Confidence Curves

Constructing the set of Confidence Curves from observed data

Overview

A function written in R to calculate the frequentist confidence distribution resulting from a point estimate and its associated error.

‘Posteriors without Priors’

"We are 99.9% confident the treatment is beneficial to the patient!"

Does this sound like a Bayesian statement about posterior probability of treatment benefit? In fact it is a frequentist confidence statement, fully compatiable with traditional frequentist analysis. Let’s explain:

What is a confidence distribution?

The confidence distribution is constructed by stacking every one-sided confidence interval (from 0-100) vertically to generate a cumulative distribution function. Figure 1 shows an example from real trial data where a point estimate of -0.22 (log odds ratio) was observed.
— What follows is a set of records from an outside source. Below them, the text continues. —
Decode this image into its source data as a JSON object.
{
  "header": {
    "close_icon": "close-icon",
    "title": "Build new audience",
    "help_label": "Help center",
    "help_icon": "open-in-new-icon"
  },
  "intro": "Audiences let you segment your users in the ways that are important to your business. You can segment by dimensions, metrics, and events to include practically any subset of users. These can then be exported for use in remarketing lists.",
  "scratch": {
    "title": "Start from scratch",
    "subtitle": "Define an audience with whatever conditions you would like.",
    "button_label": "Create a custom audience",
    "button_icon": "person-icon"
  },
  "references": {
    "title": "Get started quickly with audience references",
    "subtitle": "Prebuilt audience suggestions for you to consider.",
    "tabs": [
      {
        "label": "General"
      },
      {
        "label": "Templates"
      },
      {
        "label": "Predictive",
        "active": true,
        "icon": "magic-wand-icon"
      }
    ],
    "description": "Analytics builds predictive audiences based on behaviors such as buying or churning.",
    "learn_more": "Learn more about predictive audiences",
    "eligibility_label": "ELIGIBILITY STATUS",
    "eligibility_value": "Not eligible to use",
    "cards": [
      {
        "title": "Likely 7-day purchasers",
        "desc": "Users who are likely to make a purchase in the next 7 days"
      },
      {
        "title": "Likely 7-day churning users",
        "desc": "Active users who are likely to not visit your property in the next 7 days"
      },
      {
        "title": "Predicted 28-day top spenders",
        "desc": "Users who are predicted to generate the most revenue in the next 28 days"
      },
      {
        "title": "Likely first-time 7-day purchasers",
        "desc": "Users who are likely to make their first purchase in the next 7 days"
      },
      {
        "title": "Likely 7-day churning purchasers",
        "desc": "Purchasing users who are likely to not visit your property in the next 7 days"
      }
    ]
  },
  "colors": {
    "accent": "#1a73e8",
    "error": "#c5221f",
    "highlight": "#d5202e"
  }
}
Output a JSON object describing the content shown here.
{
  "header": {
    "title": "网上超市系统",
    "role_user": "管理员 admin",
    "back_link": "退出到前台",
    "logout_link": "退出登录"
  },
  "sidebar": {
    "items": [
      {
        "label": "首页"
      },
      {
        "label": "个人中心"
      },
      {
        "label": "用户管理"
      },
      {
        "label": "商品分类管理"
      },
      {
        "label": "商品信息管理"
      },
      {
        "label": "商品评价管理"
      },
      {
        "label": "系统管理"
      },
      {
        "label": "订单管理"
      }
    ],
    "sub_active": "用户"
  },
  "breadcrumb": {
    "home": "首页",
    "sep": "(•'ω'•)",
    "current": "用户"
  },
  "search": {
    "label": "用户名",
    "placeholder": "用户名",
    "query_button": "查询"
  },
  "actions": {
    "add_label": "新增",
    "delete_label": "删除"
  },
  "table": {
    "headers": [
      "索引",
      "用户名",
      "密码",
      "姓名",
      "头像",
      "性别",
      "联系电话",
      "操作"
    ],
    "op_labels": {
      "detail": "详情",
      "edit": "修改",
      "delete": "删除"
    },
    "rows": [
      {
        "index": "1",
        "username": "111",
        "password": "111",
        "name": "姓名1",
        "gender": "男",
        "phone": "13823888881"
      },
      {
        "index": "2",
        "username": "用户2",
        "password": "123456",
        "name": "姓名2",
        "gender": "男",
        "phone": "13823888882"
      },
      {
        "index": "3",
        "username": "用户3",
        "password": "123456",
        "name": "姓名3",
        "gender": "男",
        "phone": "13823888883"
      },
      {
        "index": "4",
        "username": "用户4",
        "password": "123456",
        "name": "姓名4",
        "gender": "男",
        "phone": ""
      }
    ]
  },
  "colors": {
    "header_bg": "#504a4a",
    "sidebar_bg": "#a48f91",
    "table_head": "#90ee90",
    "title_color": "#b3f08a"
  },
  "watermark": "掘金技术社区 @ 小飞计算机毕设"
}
The treatment effect in this example represents the odds of a patient in the treatment group doing poorly over the odds of a patient in the control group doing poorly. On this scale, smaller values are better. Values less than zero represented benefit of a treatment to the patient (lying in a Region of Benefit). We see the stack of one-sided intervals, including the 99.89% confidence interval which intersects with zero - zero being the boundary of the Region of Benefit. So, any values within the 99.89% confidence interval represent benefit to the patient.

confidence_distribution_INTERACT_annotated

Figure 1. Confidence distribution function from observed data that has a point estimate of -0.22 (a log odds ratio) made up of all one-sided confidence intervals, including the 5%, 25%, 50%, 75% 95% and 99.89% CI. The red dashed line represents the observed effect, and the blue line represents the line of no effect. Any treatment effect values less than zero represent benefit of treatment to the patient, and are in the region of benefit. The 99.89% CI covers the region of benefit.

Why would we do this?

By constructing this distribution, we have the flexibility to reason about a variety of treatment effects. For example, our treatment effect of interest in this example is “treatment benefit”. Given that the 99.98% confidence interval contains all values that represent treatment benefit, we may say: We are 99.89% confident that the treatment has benefit.

Flexible thresholds

We do not have to limit ourselves to statments about benefit. Say we are interested in an amount of benefit that we believe is actually meaningful: It is not enough that the magnitude of the effect is greater than zero, it had to be big enough to be clinically meaningful. That is possible! With confidenceCurves we can also specify a meaningful benefit. Figure 2 shows the same confidence distribution as in Figure 1, but this time we are interested in a different confidence interval: The interval covering the region of no meaningful benefit. In this case, the confidence interval covering the region of meaningful benefit is the 99.1% confidence interval, so the confidence interval for lack of meaningful benefit is \(1-0.991 = 0.009\). Therefore, we may say: We are 1% confidence that the treatment lacks meaningful benefit. If we were using the confidence in a lack of meaningful benefit or \(LMB\) to monitor for futility in an adaptive trial, we would not stop the trial early on the basis of this confidence value.

confidence_lob_interact_annotated_github

Figure 2. Confidence distribution from observed data that has a point estimate of -0.22 (a log odds ratio) made up of all one-sided confidence intervals, including the 5%, 25%, 50%, 75% 95% and 99.1% CIs. The red dashed line represents the observed effect, and the green dashed line represents the smallest clinically meaningful benefit. The 99.1% CI covers the regions of meaningful benefit. Any treatment effect greater than this represents no meaningful benefit to the patient, and are in the region of no meaningful benefit. The 99.1% CI covers the regions of meaningful benefit.

Confidence statments are valuable in clinical trials

The traditional frequentist p-value does not allow us to make such a useful statement, although we can still calculate it in this framework. Frequentist confidence statements are interpretable and intuitive and especially useful in the context of an adapative trial. During an adaptive trial, we can use frequentist confidence to express our confidence in a particular effect, and make interim decisions based on the strength of that evidence. We do not have to pay with control of Type I error, as we would if we used Bayesian posterior probability statements, and we do not have to construct a prior distribution either. Thats why these are “Posteriors without Priors”.

Reference

The confidence curves in this package are constructed using equations from Ian Marschner.